From Edmund Palfry's, "Antietam and Fredericksburg":


These pages contain many outspoken criticisms of his [McClellan] military career. They are the expression of conclusions arrived at with deliberation by one who began as a passionate enthusiast for him, who has made his campaigns the subject of much study and thought, and who has sought only to compare the facts of those campaigns with the established principles of the military art. There is no occasion to repeat those criticisms here, but it may be well to add to them what the writer has said in another place in print, that there was in McClellan a sort of incapacity of doing anything till an ideal completeness of preparation was reached, and that the prevalence of the commander-in-chief idea was always pernicious to him, so that, from first to last, he never made his personal presence felt on a battle-field. With the further remark that he seems to have been totally devoid of ability to form a just estimate of the numerical strength of his opponent, our adverse criticisms come to an end, and it is a relief to keep silence no longer from good words.

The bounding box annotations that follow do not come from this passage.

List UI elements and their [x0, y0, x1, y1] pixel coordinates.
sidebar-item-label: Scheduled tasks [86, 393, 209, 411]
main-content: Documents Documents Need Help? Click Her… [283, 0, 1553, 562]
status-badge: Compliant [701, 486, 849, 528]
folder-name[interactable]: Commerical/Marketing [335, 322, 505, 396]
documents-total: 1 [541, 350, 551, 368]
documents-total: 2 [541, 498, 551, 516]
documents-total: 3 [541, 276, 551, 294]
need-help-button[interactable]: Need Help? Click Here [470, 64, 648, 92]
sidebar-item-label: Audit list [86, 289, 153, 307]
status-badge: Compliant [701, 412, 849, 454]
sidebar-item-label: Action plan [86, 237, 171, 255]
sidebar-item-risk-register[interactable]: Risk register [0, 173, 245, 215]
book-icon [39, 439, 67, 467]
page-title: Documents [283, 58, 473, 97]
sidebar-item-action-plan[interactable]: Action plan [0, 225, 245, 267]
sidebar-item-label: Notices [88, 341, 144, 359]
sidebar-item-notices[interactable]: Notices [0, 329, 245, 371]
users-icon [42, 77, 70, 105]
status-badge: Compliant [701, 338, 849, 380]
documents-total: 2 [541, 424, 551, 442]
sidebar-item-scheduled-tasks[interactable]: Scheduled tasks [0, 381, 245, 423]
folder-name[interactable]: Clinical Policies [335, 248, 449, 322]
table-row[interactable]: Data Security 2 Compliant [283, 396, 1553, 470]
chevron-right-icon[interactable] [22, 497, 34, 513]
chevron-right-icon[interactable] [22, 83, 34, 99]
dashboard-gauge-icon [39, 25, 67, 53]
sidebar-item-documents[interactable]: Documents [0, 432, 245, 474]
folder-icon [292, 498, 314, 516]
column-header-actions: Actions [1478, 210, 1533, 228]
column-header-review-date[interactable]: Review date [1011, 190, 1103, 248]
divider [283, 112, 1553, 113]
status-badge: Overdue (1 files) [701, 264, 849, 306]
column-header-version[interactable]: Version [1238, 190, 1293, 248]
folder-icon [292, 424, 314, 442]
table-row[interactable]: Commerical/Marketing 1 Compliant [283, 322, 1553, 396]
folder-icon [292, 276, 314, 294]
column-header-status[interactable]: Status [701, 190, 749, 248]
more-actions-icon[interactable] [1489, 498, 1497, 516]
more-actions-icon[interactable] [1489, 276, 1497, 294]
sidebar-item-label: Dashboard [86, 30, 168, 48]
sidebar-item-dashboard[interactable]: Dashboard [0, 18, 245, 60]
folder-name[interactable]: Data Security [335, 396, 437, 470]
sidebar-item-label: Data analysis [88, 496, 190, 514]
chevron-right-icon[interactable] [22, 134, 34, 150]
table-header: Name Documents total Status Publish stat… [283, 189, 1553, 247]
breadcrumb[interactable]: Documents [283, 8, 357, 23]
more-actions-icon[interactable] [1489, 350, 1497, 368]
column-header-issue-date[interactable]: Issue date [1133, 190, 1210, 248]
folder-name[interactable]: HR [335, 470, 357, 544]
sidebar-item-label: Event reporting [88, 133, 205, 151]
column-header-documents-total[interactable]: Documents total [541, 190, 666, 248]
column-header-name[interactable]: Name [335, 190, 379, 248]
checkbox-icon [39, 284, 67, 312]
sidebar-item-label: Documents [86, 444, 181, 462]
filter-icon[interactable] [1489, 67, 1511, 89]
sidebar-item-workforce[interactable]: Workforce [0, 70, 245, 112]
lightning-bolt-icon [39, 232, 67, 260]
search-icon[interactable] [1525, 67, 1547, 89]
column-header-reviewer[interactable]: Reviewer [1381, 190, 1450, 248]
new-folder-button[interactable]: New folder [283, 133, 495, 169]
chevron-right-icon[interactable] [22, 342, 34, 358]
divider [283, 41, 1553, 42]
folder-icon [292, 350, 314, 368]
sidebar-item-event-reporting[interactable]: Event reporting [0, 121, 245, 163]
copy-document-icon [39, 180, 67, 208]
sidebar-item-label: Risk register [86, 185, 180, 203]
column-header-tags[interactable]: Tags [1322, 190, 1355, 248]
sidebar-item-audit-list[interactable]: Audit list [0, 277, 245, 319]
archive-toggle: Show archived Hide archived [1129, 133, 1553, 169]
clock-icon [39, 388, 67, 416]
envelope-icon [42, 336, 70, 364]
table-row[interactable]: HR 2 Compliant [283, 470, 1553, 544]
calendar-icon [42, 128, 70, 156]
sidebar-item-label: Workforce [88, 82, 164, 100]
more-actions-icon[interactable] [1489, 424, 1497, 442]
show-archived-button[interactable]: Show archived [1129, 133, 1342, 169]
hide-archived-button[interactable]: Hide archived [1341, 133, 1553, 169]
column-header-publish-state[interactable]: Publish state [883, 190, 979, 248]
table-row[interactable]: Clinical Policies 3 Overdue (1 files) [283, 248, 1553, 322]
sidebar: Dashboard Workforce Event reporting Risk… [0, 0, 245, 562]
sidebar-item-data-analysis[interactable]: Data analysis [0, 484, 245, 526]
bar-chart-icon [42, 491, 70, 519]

It is little to say that his character was reputable, but it is true. He was a courteous gentleman. Not a word was ever said against his way of life nor his personal integrity. No orgies disgraced headquarters while he was in command. His capacity and energy as an organizer are universally recognized. He was an excellent strategist and in many respects an excellent soldier. He did not use his own troops with sufficient promptness, thoroughness and vigor, to achieve great and decisive results, but he was oftener successful than unsuccessful with them, and he so conducted affairs that they never suffered heavily without inflicting heavy loss upon their adversaries

It may appear a strange statement to follow the other matter which this volume contains, but it is none the less true, that there are strong grounds for believing that he was the best commander the Army of the Potomac ever had. No one would think for a moment of comparing Pope or Burnside or Hooker with him. The great service which Meade rendered his country at Gettysburg, and the elevated character of the man, are adverse to too close a scrutiny of his military ability. As for Grant, with his grim tenacity, his hard sense, and his absolute insensibility to wounds and death, it may well be admitted that he was a good general for a rich and populous country in a contest with a poor and thinly peopled land, but let any educated soldier ask himself what the result would have been if Grant had had only Southern resources and Southern numbers to rely on and use, and what will the answer be? While the Confederacy was young and fresh and rich, and its armies were numerous, McClellan fought a good, wary, damaging, respectable fight against it. He was not so quick in learning to attack as Joe Johnston and Lee and Jackson were, but South Mountain and the Antietam showed that he had learned the lesson, and with longer possession of command, greater things might fairly have been expected of him. Not to mention such lamentable failures as Fredericksburg and Chancellorsville, it is easy to believe that with him in command, the Army of the Potomac would never have seen such dark days as those of the Wilderness and Cold Harbor.

At the same time it must be admitted that, in such a war as the War of Secession, it would probably have been impossible to retain in command of the Army of the Potomac a man who was not only a Democrat, but the probable Democratic candidate for the Presidency at the next election, and that his removal was therefore only a question of time. A growing familiarity with his history as a soldier increases the disposition to regard him with respect and gratitude, and to believe, while recognizing the limitations of his nature, that his failure to accomplish more was partly his misfortune and not altogether his fault.